Watching the system as vacuum is running, I can see that we are encountering
the kswapd/kscand problem in the 2.4.20 kernel. This could very well
account for the non-linear increase in vacuum time.

This problem is fixed in the 2.6 kernel, but we can't upgrade because DELL
is dragging their feet in releasing hardware monitoring compatible with 2.6
kernel. So, we're going to try a 2.4.29 kernel and hope that the problem is
fixed there. With any luck, by Friday I'll know if the kswapd problem is
fixed in 2.4.29 and if that solves the excessive vacuum times.

Wes

#10Tom Lane
tgl@sss.pgh.pa.us
In reply to: Wes (#9)
Re: Vacuum time degrading

Wes <wespvp@syntegra.com> writes:

Watching the system as vacuum is running, I can see that we are encountering
the kswapd/kscand problem in the 2.4.20 kernel. This could very well
account for the non-linear increase in vacuum time.

Hmm. Looking at the vacuum verbose output you sent me, it's clear that
the bulk of the time is going into scanning a couple of the larger
indexes. On an index that's been growing for awhile, this involves a
highly nonsequential access pattern (it wants to visit the index leaf
pages in sort order, which will not look much like physical order after
a lot of page splits have occurred). I don't know whether that would
tend to set off the kswapd/kscand problems, but just in terms of
physical I/O time it might be annoying. I was going to suggest
REINDEXing those indexes to see if that cuts the vacuum time at all.

regards, tom lane

#11Wes Palmer
Wesley.R.Palmer@syntegra.com
In reply to: Tom Lane (#10)
Re: Vacuum time degrading

On 3/2/05 3:51 PM, "Tom Lane" <tgl@sss.pgh.pa.us> wrote:

I was going to suggest
REINDEXing those indexes to see if that cuts the vacuum time at all.

The problem with that is it takes a very long time. I've got a couple of
things to try yet on the kswapd problem. If that doesn't work, maybe I can
rebuild one of the indexes and see how much that one improves. I wasn't
aware that the indexes were scanned non-sequentially. The under one hour
time was probably shortly after a full reload. Any chance of change that
behavior to scan in physical storage order?

The index from the largest table that has:

CPU 216.15s/18.13u sec elapsed 2110.84 sec.

is inserted in sequential order. The index

CPU 518.88s/25.17u sec elapsed 10825.33 sec.

has records inserted in essentially a random order, and is also something
like twice as large (key size).

We're going to try to test the 2.4.29 kernel tomorrow.

Wes

#12Tom Lane
tgl@sss.pgh.pa.us
In reply to: Wes Palmer (#11)
Re: Vacuum time degrading

Wes Palmer <Wesley.R.Palmer@syntegra.com> writes:

Any chance of change that
behavior to scan in physical storage order?

It wouldn't be easy --- there are some locking considerations that say
btbulkdelete needs to scan the index in the same order that an ordinary
scan would do.
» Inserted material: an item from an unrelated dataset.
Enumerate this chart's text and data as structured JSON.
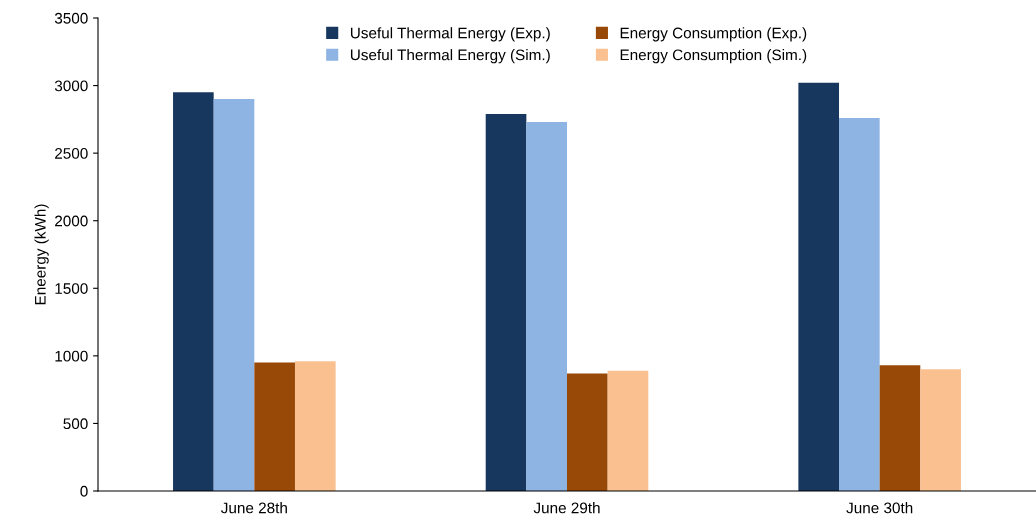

See the nbtree README for details.

regards, tom lane

#13Wes
wespvp@syntegra.com
In reply to: Tom Lane (#12)
Re: Vacuum time degrading

Well, the good news is that the 2.24.29 kernel solved the kswapd problem.
That bad news is that it didn't help the vacuum time. In fact, the vacuum
time is now over 6 hours instead of 5 hours. Whether that is a direct
result of the 2.24.29 kernel, or a coincidence, I don't know at this time.

I guess the next step is to try reindexing a couple of the big indexes and
see if that helps.

Wes

#14Wes
wespvp@syntegra.com
In reply to: Tom Lane (#12)
Re: Vacuum time degrading

On 3/2/05 10:50 PM, "Tom Lane" <tgl@sss.pgh.pa.us> wrote:

It wouldn't be easy --- there are some locking considerations that say
btbulkdelete needs to scan the index in the same order that an ordinary
scan would do. See the nbtree README for details.

Just a follow-up on this..

The vacuum time has been steadily increasing at a seemingly increasing rate,
although there are no deletes or updates to the database. The current DB
size is just over 500 million rows. Last week it was up to 6.84 hours to do
a vacuum. Over the weekend I reindexed all the major indexes. The two
largest indexes took about 10 hours to reindex both. After the reindexing,
the vacuum took only 1.44 hours. This is pretty much a linear scaling from
the original vacuum time I reported.

So, the increasing vacuum times would appear to be as Tom suggested - due to
the fact that vacuum processes indexes in index order, not physical disk
order. I guess we add a periodic reindex to our maintenance procedures...

Wes